The one-year-old start-up aims to demonstrate the process for investors with a mobile laboratory. After that, the company is planning to open a Colorado pilot plant in 2026 to further validate the technology, which VanDyne said will operate using renewable energy and won’t produce any other pollution. The sole byproduct, he said, is sand and dirt. 

While VanDyne’s company will rely on processes similar to methods in advanced recycling plants, he thinks making ammonia will prove far more profitable than producing material for new plastics.
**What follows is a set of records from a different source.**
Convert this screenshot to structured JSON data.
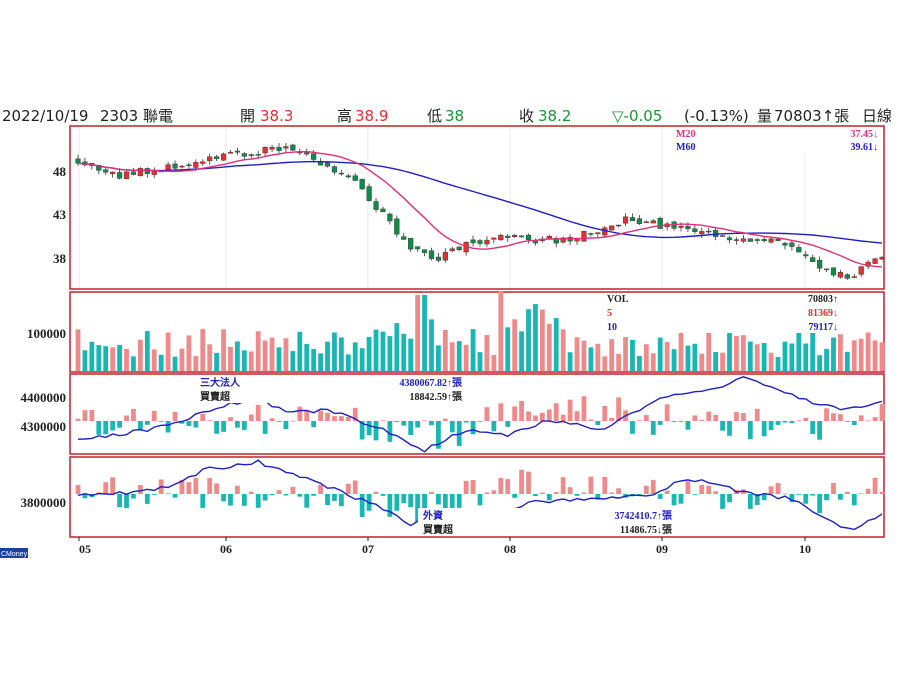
{
  "header": {
    "date": "2022/10/19",
    "stock": "2303 聯電",
    "open_label": "開",
    "open": "38.3",
    "high_label": "高",
    "high": "38.9",
    "low_label": "低",
    "low": "38",
    "close_label": "收",
    "close": "38.2",
    "change": "▽-0.05",
    "pct": "(-0.13%)",
    "vol_label": "量",
    "vol": "70803↑張",
    "period": "日線"
  },
  "colors": {
    "frame": "#c0202e",
    "up": "#e03030",
    "down": "#118a4a",
    "pos_bar": "#f08a8a",
    "neg_bar": "#19b7b4",
    "ma20": "#e0307a",
    "ma60": "#2020c0",
    "label_red": "#e03030",
    "label_green": "#119933"
  },
  "price_panel": {
    "legend": [
      {
        "name": "M20",
        "value": "37.45↓"
      },
      {
        "name": "M60",
        "value": "39.61↓"
      }
    ],
    "y_ticks": [
      "48",
      "43",
      "38"
    ]
  },
  "volume_panel": {
    "y_ticks": [
      "100000"
    ],
    "legend": [
      {
        "name": "VOL",
        "value": "70803↑"
      },
      {
        "name": "5",
        "value": "81369↓"
      },
      {
        "name": "10",
        "value": "79117↓"
      }
    ]
  },
  "inst_panel": {
    "y_ticks": [
      "4400000",
      "4300000"
    ],
    "title": "三大法人",
    "value1": "4380067.82↑張",
    "sub_title": "買賣超",
    "value2": "18842.59↑張"
  },
  "foreign_panel": {
    "y_ticks": [
      "3800000"
    ],
    "title": "外資",
    "value1": "3742410.7↑張",
    "sub_title": "買賣超",
    "value2": "11486.75↓張"
  },
  "x_ticks": [
    "05",
    "06",
    "07",
    "08",
    "09",
    "10"
  ],
  "brand": "CMoney",
  "chart_data": [
    {
      "type": "candlestick",
      "x_range": [
        "2022/05/02",
        "2022/10/19"
      ],
      "ylim": [
        35,
        52
      ],
      "y_ticks": [
        48,
        43,
        38
      ],
      "anchors_date_price": [
        [
          "05/02",
          49
        ],
        [
          "05/10",
          47.5
        ],
        [
          "05/20",
          48.5
        ],
        [
          "05/31",
          49.5
        ],
        [
          "06/10",
          50.2
        ],
        [
          "06/15",
          50.5
        ],
        [
          "06/24",
          48.5
        ],
        [
          "06/30",
          47
        ],
        [
          "07/06",
          43
        ],
        [
          "07/12",
          39.5
        ],
        [
          "07/18",
          38
        ],
        [
          "07/25",
          39.5
        ],
        [
          "08/03",
          41
        ],
        [
          "08/08",
          40
        ],
        [
          "08/16",
          40.5
        ],
        [
          "08/26",
          42.5
        ],
        [
          "09/06",
          41.5
        ],
        [
          "09/15",
          40.5
        ],
        [
          "09/23",
          40
        ],
        [
          "09/30",
          39.5
        ],
        [
          "10/05",
          37.5
        ],
        [
          "10/12",
          36
        ],
        [
          "10/19",
          38.2
        ]
      ],
      "series": [
        {
          "name": "M20",
          "last": 37.45
        },
        {
          "name": "M60",
          "last": 39.61
        }
      ]
    },
    {
      "type": "bar",
      "name": "VOL",
      "last": 70803,
      "y_ticks": [
        100000
      ]
    },
    {
      "type": "bar+line",
      "name": "三大法人",
      "last": 4380067.82,
      "y_ticks": [
        4400000,
        4300000
      ]
    },
    {
      "type": "bar+line",
      "name": "外資",
      "last": 3742410.7,
      "y_ticks": [
        3800000
      ]
    }
  ]
}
That’s also why he isn’t concerned about a ban on state incentives, but is glad the legislature opted against an outright ban on advanced recycling 

“If they were to ban something like what we're doing, they're going to miss out on getting rid of all the carpeting and all the styrofoam in this state and all the unrecyclable plastics,” VanDyne said. “It would all head straight to the landfill.”

A full ban vs. a ban on state support

The prospect of future advanced recycling operations in Colorado led environmental advocates to push forward on the initial bill to ban the technology altogether. 

That initial version, however, met resistance from State Sen. Chris Hansen, D-Denver, who worried it could hinder innovation around pyrolysis, the technical name for the process of disintegrating plastic using high temperatures and low-oxygen conditions. 

In the state Senate, he won approval for an amendment to exempt pyrolysis from the overall ban but keep a prohibition on plants using traditional open-air combustion. Meanwhile, supporters maintained both industrial processes could pollute communities and provide a pretext for continued plastic production. 

That led backers to shift tactics once the bill reached the state House. In an initial committee, bill sponsor State Rep. Meg Froelich, D-Greenwood Village, amended the bill to declare the project ineligible for any state incentives rather than banning any specific technology

“The bill does not ban any processes from existing in Colorado — as much as we would've maybe liked to have gone that route,” Froelich told her fellow lawmakers. “This just says we're not going to lure you here with tax dollars.”

Later amendments added exemptions for university research projects and facilities working to process plastic into sustainable aviation fuel. Those changes, in the end, were enough to earn State Sen. Hansen’s vote, who said the final version allows companies to prove the technology can meet Colorado’s pollution standards and “stand on its own two feet.”

The final version, however, has worried Richard Werner, the president and CEO of Upstate Colorado Economic Development, which works to attract businesses to Weld County. If Polis signs the bill, he worries it could remove a critical tool necessary to lure investments into Colorado. 

“Disabling the state’s ability to support economic development projects is deeply troubling,” Werner said.